Signal folded in for a rejected response. Default 0.0.

0.0

observe

observe(*, source_ids: Sequence[str], human_approved: bool) -> tuple[SourceScore, ...]

Fold one human verdict into every cited source's credibility.

Blank source ids are ignored; each distinct source is observed once. Returns the updated :class:SourceScore for each observed source.

observe_correction

observe_correction(correction: Correction, *, source_ids: Sequence[str]) -> tuple[SourceScore, ...]

Fold a :class:Correction's human verdict into cited sources.

The feedback store records the response, not the citations, so the caller resolves which sources the corrected response cited.

ingest_corrections

ingest_corrections(corrections: Iterable[Correction], *, source_resolver: Callable[[Correction], Sequence[str]]) -> int

Replay stored corrections through the loop.

source_resolver maps each correction to the source ids its response cited. Corrections that resolve to no source are skipped. Returns the number of corrections that updated at least one source.

credibility_of

credibility_of(source_id: str) -> float

Return the current decayed credibility of one source.

rerank

rerank(chunks: Sequence[EvidenceChunk], *, credibility_weight: float = 0.5) -> list[EvidenceChunk]

Return chunks reordered by blended relevance and credibility.

credibility_weight in [0, 1] is the share given to source credibility; the remainder weights retrieval relevance (derived from the chunk distance). A weight of 0 preserves the pure relevance order; a weight of 1 ranks purely by source credibility. The sort is stable, so ties keep their incoming order, and chunk distances are left unchanged.

director_ai.core.causal_verifier.contradiction_explainer.ContradictionExplanation dataclass

ContradictionExplanation(claim: str, chunk_index: int, chunk_source: str, chunk_excerpt: str, score: float, rationale: str)

One passage that contradicts the claim, with a stated rationale.

director_ai.core.causal_verifier.contradiction_explainer.ContradictionReport dataclass

ContradictionReport(claim: str, contradictions: tuple[ContradictionExplanation, ...])
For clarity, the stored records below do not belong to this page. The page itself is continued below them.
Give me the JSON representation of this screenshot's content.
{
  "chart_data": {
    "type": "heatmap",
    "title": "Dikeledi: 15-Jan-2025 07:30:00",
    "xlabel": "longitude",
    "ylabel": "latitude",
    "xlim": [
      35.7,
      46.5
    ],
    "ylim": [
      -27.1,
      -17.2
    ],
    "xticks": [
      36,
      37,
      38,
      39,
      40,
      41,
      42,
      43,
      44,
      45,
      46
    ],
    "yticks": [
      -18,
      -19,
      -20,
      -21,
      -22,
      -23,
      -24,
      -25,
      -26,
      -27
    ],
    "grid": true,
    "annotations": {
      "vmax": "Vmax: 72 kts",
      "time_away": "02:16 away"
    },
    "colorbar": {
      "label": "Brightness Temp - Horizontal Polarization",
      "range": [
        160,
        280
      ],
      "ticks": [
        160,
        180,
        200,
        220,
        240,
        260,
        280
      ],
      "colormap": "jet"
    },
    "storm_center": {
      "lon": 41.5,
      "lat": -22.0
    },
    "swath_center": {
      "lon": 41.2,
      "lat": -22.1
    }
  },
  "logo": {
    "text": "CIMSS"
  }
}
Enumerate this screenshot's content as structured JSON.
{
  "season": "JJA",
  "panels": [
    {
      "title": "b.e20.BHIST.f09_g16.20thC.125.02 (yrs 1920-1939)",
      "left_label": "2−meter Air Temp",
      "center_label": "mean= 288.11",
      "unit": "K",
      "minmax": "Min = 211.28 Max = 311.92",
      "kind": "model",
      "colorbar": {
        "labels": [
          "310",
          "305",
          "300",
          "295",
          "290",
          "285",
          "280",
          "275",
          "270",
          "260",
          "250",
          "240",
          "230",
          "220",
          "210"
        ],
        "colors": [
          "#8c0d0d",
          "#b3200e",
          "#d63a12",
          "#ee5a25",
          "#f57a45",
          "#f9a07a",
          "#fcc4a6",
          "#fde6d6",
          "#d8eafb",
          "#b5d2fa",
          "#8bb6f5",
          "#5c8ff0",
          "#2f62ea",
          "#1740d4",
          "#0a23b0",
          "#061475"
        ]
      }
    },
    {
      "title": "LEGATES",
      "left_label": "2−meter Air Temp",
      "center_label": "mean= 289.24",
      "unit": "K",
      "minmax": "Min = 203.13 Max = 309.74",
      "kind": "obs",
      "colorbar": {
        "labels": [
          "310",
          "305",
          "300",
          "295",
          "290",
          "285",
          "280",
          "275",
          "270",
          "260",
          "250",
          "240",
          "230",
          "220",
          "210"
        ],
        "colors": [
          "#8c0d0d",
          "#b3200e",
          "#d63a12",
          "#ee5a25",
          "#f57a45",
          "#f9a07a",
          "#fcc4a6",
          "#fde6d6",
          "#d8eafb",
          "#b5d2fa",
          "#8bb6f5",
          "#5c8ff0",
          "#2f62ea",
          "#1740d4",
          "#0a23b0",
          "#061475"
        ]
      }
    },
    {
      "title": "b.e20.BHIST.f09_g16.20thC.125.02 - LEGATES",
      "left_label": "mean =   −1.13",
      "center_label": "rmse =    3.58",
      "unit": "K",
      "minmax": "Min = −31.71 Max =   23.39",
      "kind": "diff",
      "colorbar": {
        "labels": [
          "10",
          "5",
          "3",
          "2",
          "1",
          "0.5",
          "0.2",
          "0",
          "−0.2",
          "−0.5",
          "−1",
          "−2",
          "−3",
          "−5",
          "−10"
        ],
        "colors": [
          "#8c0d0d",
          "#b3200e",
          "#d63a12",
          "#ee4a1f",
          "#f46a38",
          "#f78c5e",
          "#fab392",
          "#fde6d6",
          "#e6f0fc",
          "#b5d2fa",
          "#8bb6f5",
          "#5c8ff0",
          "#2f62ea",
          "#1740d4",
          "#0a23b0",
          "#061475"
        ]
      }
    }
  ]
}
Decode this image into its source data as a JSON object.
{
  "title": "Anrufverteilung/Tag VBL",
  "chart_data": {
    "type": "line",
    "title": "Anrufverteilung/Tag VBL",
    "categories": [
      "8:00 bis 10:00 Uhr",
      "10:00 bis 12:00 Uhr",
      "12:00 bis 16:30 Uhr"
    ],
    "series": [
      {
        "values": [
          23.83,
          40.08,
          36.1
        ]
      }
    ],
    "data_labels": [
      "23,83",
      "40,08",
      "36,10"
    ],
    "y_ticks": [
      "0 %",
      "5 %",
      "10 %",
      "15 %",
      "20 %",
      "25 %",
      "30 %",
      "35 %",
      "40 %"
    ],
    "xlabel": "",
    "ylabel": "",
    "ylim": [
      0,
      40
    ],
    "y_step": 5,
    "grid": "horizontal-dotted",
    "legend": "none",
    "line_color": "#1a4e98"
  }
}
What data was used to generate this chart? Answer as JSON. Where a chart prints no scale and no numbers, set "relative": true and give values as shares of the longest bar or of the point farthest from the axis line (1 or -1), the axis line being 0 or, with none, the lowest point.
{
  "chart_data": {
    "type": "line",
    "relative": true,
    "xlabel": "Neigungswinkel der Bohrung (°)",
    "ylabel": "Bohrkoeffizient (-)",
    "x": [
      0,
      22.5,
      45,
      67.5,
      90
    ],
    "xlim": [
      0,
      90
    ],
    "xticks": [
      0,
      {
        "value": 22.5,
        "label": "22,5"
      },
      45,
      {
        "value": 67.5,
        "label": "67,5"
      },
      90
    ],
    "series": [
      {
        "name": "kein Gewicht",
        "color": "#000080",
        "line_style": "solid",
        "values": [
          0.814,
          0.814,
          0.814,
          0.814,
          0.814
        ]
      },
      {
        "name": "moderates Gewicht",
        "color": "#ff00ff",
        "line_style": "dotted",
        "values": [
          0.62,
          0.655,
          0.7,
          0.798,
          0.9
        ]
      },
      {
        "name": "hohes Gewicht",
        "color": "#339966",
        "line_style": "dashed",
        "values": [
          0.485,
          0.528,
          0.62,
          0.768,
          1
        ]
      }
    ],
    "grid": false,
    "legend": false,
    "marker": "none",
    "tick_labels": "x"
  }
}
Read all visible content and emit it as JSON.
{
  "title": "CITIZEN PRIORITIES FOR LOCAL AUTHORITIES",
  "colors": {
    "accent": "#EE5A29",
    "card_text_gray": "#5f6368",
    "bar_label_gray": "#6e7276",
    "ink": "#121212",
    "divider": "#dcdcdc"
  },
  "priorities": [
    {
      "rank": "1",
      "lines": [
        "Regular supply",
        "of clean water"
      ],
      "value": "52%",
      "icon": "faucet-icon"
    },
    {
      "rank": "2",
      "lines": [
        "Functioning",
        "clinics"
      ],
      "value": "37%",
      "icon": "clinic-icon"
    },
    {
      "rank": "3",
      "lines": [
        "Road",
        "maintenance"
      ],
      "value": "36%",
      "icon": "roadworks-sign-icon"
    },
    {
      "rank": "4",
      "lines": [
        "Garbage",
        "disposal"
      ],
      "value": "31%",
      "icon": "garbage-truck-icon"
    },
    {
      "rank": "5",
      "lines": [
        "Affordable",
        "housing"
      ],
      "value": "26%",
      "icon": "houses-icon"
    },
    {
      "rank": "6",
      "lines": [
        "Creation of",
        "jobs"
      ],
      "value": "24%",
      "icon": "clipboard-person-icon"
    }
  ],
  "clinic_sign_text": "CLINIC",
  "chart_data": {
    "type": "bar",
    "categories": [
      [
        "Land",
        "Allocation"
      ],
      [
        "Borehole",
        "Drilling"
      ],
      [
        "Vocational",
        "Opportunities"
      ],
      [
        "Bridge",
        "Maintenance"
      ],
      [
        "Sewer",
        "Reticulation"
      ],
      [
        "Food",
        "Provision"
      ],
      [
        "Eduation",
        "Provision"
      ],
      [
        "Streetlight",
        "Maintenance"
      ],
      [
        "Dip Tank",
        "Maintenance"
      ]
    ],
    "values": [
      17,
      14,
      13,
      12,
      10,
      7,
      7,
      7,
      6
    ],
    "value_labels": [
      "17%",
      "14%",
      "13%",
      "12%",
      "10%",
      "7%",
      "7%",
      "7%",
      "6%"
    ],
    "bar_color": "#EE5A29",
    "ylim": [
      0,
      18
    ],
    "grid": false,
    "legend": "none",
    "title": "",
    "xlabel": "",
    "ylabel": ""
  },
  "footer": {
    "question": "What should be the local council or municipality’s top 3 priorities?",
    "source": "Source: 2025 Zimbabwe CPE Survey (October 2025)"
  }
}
The contradictions found for one claim, strongest first.

has_contradiction property

has_contradiction: bool

Return True when at least one passage contradicts the claim.

best property

best: ContradictionExplanation | None

Return the strongest contradiction, or None when there is none.

director_ai.core.causal_verifier.contradiction_explainer.ContradictionExplainer

ContradictionExplainer(*, scorer: ContradictionScorer, threshold: float = 0.5)

Find and explain passages that contradict a claim.

Parameters:

Name Type Description Default
scorer ContradictionScorer

scorer(passage, claim) -> probability in [0, 1] that the passage contradicts the claim.

required
threshold float

Minimum contradiction probability for a passage to be reported. Default 0.5.

0.5

explain

explain(claim: str, chunks: Sequence[EvidenceChunk]) -> ContradictionReport

Return the contradictions for claim across chunks.

Each passage is scored; passages at or above the threshold become :class:ContradictionExplanation entries sorted by descending score. Empty-text passages are skipped. Raises :class:ValueError for an empty claim.